Using birth weight as a proxy indicator of fetal nutritional status has been criticized for its limitations. For instance, it cannot explain the relationship between certain risk exposure and fetus survival in the short term [Citation17]. In addition, birth weight is affected by numerous genetic and environmental factors, such as maternal race [Citation18], size, body composition [Citation19], birth order [Citation20], birth intervals [Citation21] and gender [Citation22]. Thus, the long-term impact of birth weight on health in later life may be diluted by other related risk factors. However, because FNSI reflects the inter-relationship at birth between fetal growth and maternal metabolism maintenance, it is sensitive to both undernutrition and overnutrition. It has been shown that girls aged 5–11 years within the highest quintile of FNSI (over-nutrition) had over twofold higher odds for central obesity, high level of triglycerides, low level of high-density-lipoprotein cholesterol and metabolic syndrome [Citation11]. The results from this study show that girls within the highest quartile of FNSI have much higher odds of having had mothers with a GCT level ≥7.8 mmol/L. These girls may have an elevated risk profile for cardiovascular disease in the future.
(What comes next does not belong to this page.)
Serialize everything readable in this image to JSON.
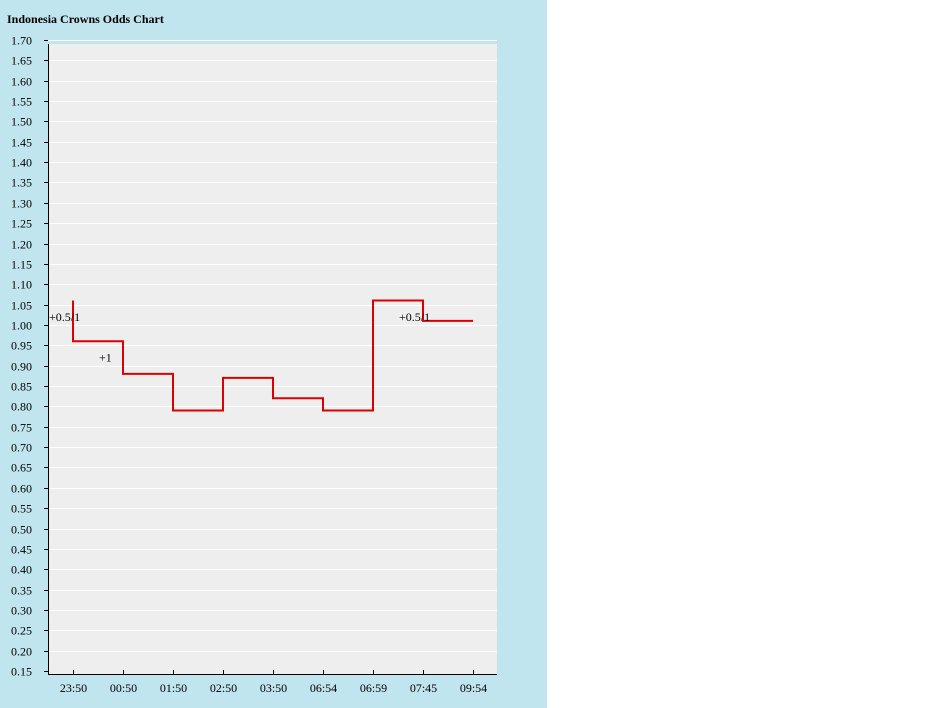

We also observed that girls in the first quartile of FNSI had much lower odds of their mothers having a GCT ≥ 7.8 mmol/L. It is unclear, however, what the possible mechanism might be. When compared to the referent group (Q2) the highest quartile of FNSI in boys did not reach the statistical significance; however, a trend toward an increased OR of GCT ≥ 7.8 mmol/L was apparent with an increase level of FNSI. This may be due to that in utero, boys have higher energy demands for growth and, therefore, are relatively less sensitive to overnutrition status, but more sensitive to undernutrition status. For girls, a high but pre-diabetic level of maternal blood glucose may be considered as an overnutrition environment; therefore, placing girls at relatively higher risk of in utero overnourishment.

In summary, from this initial examination of the relationship between GCT level and fetal nutritional status using FNSI, we found that women with a GCT level ≥7.8 mmol/L during gestational ages 24–28 weeks had higher FNSI babies. Children with high levels of FNSI may be prone to develop an unfavorable cardiovascular profile in the future, particularly among girls. This finding suggests the need for longer follow-up cohort studies to examine the impact of high levels of blood glucose during pregnancy on the future health of offspring.

Declaration of interest

This study has been funded by Brock University Advancement Fund.

Acknowledgement

Thanks to Dr. John Hay for his valuable review and comments.